Le résultat : A Cross the Universe, un disque live ainsi qu’un documentaire sur les coulisses souvent rock’n’roll du périple de ces deux Français en Amérique et de leur entourage. Gaspard Augé le précise dès le début de l’entrevue,
A Cross the Universe n’est pas un documentaire qui met en vedette la musique de Justice ni les deux membres de la formation assez blasés, devant les hordes de fans en délire, mais plutôt Bouchon, le directeur de tournée obsédé par les armes à feu, et le très sympathique chauffeur d’autobus Roger.
«Bouchon et Roger ont deux personnalités très opposées, note le Parisien. Ils sont un peu comme le Bien et le Mal, et nous, nous naviguons entre les deux pendant tout le film.»
Ainsi sont ressorties des 200 heures de tournage des scènes comme celle où Bouchon s’achète une arme à feu et celle où Roger dévoile son désir de battre le record mondial de la note buccale la plus basse.
Comme toile de fond de ce périple : des grandes villes américaines, mais également canadiennes (Montréal et Toronto), où des fans, souvent intoxiqués clament leur amour pour le groupe.
Plusieurs passages du documentaire semblent d’ailleurs avoir été inspirés par l’adage «sexe, drogue et rock’n’roll»… ou, dans le cas présent, «sexe, drogue et électro».
«On a décidé de faire ce film pour garder une trace de ce moment-là, explique celui qui a aussi participé au montage du film. On a essayé de mettre les images qui sont les plus télégéniques, mais qui ne sont pas toujours les plus glorieuses pour nous.»
Deuxième album
Avec leur premier album †, sorti en 2007, les membres de Justice ont atteint le statut de stars, le film en témoigne. Après plusieurs mois passés sur la route, le groupe s’arrêtera pour faire une pause et pour composer du nouveau matériel.

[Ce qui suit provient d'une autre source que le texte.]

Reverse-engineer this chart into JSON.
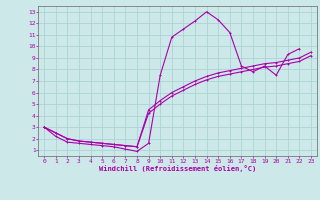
{
  "xlabel": "Windchill (Refroidissement éolien,°C)",
  "background_color": "#cce8e8",
  "grid_color": "#aad4d4",
  "line_color": "#aa00aa",
  "spine_color": "#666666",
  "xlim": [
    -0.5,
    23.5
  ],
  "ylim": [
    0.5,
    13.5
  ],
  "xticks": [
    0,
    1,
    2,
    3,
    4,
    5,
    6,
    7,
    8,
    9,
    10,
    11,
    12,
    13,
    14,
    15,
    16,
    17,
    18,
    19,
    20,
    21,
    22,
    23
  ],
  "yticks": [
    1,
    2,
    3,
    4,
    5,
    6,
    7,
    8,
    9,
    10,
    11,
    12,
    13
  ],
  "c1x": [
    0,
    1,
    2,
    3,
    4,
    5,
    6,
    7,
    8,
    9,
    10,
    11,
    12,
    13,
    14,
    15,
    16,
    17,
    18,
    19,
    20,
    21,
    22
  ],
  "c1y": [
    3.0,
    2.2,
    1.7,
    1.6,
    1.5,
    1.4,
    1.3,
    1.1,
    0.9,
    1.6,
    7.5,
    10.8,
    11.5,
    12.2,
    13.0,
    12.3,
    11.2,
    8.3,
    7.8,
    8.3,
    7.5,
    9.3,
    9.8
  ],
  "c2x": [
    0,
    1,
    2,
    3,
    4,
    5,
    6,
    7,
    8,
    9,
    10,
    11,
    12,
    13,
    14,
    15,
    16,
    17,
    18,
    19,
    20,
    21,
    22,
    23
  ],
  "c2y": [
    3.0,
    2.5,
    2.0,
    1.8,
    1.7,
    1.6,
    1.5,
    1.4,
    1.3,
    4.5,
    5.3,
    6.0,
    6.5,
    7.0,
    7.4,
    7.7,
    7.9,
    8.1,
    8.3,
    8.5,
    8.6,
    8.8,
    9.0,
    9.5
  ],
  "c3x": [
    0,
    1,
    2,
    3,
    4,
    5,
    6,
    7,
    8,
    9,
    10,
    11,
    12,
    13,
    14,
    15,
    16,
    17,
    18,
    19,
    20,
    21,
    22,
    23
  ],
  "c3y": [
    3.0,
    2.5,
    2.0,
    1.8,
    1.7,
    1.6,
    1.5,
    1.4,
    1.3,
    4.2,
    5.0,
    5.7,
    6.2,
    6.7,
    7.1,
    7.4,
    7.6,
    7.8,
    8.0,
    8.2,
    8.3,
    8.5,
    8.7,
    9.2
  ]
}
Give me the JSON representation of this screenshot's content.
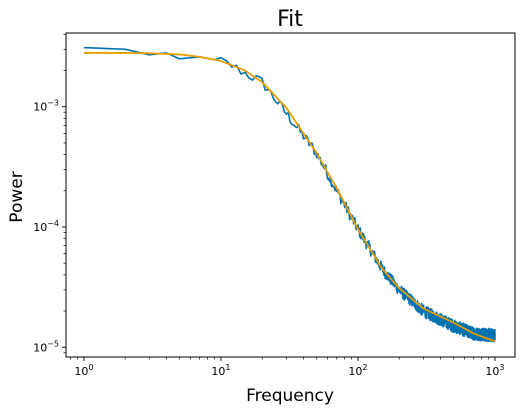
{
  "chart_data": {
    "type": "line",
    "title": "Fit",
    "xlabel": "Frequency",
    "ylabel": "Power",
    "xscale": "log",
    "yscale": "log",
    "xlim": [
      0.74,
      1400
    ],
    "ylim": [
      8.3e-06,
      0.0041
    ],
    "grid": false,
    "legend": "none",
    "x_ticks": [
      {
        "value": 1,
        "base": "10",
        "exp": "0"
      },
      {
        "value": 10,
        "base": "10",
        "exp": "1"
      },
      {
        "value": 100,
        "base": "10",
        "exp": "2"
      },
      {
        "value": 1000,
        "base": "10",
        "exp": "3"
      }
    ],
    "y_ticks": [
      {
        "value": 1e-05,
        "base": "10",
        "exp": "−5"
      },
      {
        "value": 0.0001,
        "base": "10",
        "exp": "−4"
      },
      {
        "value": 0.001,
        "base": "10",
        "exp": "−3"
      }
    ],
    "series": [
      {
        "color": "#0072b2",
        "style": "noisy",
        "x": [
          1,
          2,
          3,
          4,
          5,
          7,
          10,
          12,
          15,
          20,
          30,
          50,
          70,
          100,
          150,
          200,
          300,
          500,
          700,
          1000
        ],
        "y": [
          0.0031,
          0.003,
          0.0027,
          0.0028,
          0.0025,
          0.0026,
          0.0024,
          0.0022,
          0.0019,
          0.0016,
          0.00088,
          0.00041,
          0.0002,
          9.6e-05,
          4.5e-05,
          3e-05,
          2e-05,
          1.5e-05,
          1.3e-05,
          1.25e-05
        ]
      },
      {
        "color": "#e69f00",
        "style": "smooth",
        "x": [
          1,
          2,
          3,
          5,
          7,
          10,
          15,
          20,
          30,
          50,
          70,
          100,
          150,
          200,
          300,
          500,
          700,
          1000
        ],
        "y": [
          0.0028,
          0.0028,
          0.00278,
          0.00272,
          0.0026,
          0.0024,
          0.002,
          0.0016,
          0.00098,
          0.00041,
          0.00021,
          9.6e-05,
          4.5e-05,
          3.1e-05,
          2.1e-05,
          1.6e-05,
          1.3e-05,
          1.12e-05
        ]
      }
    ]
  }
}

«Pour l’instant, on a quelques idées musicales, mais elles ont besoin de se retrouver dans la globalité d’un album, dit Gaspard. Il est temps de retourner en studio parce qu’on estime qu’on a fait tout ce qui était possible avec cet album. On a assez pressé le citron de ces 12 morceaux, et maintenant, on est prêts à aller en presser d’autres.»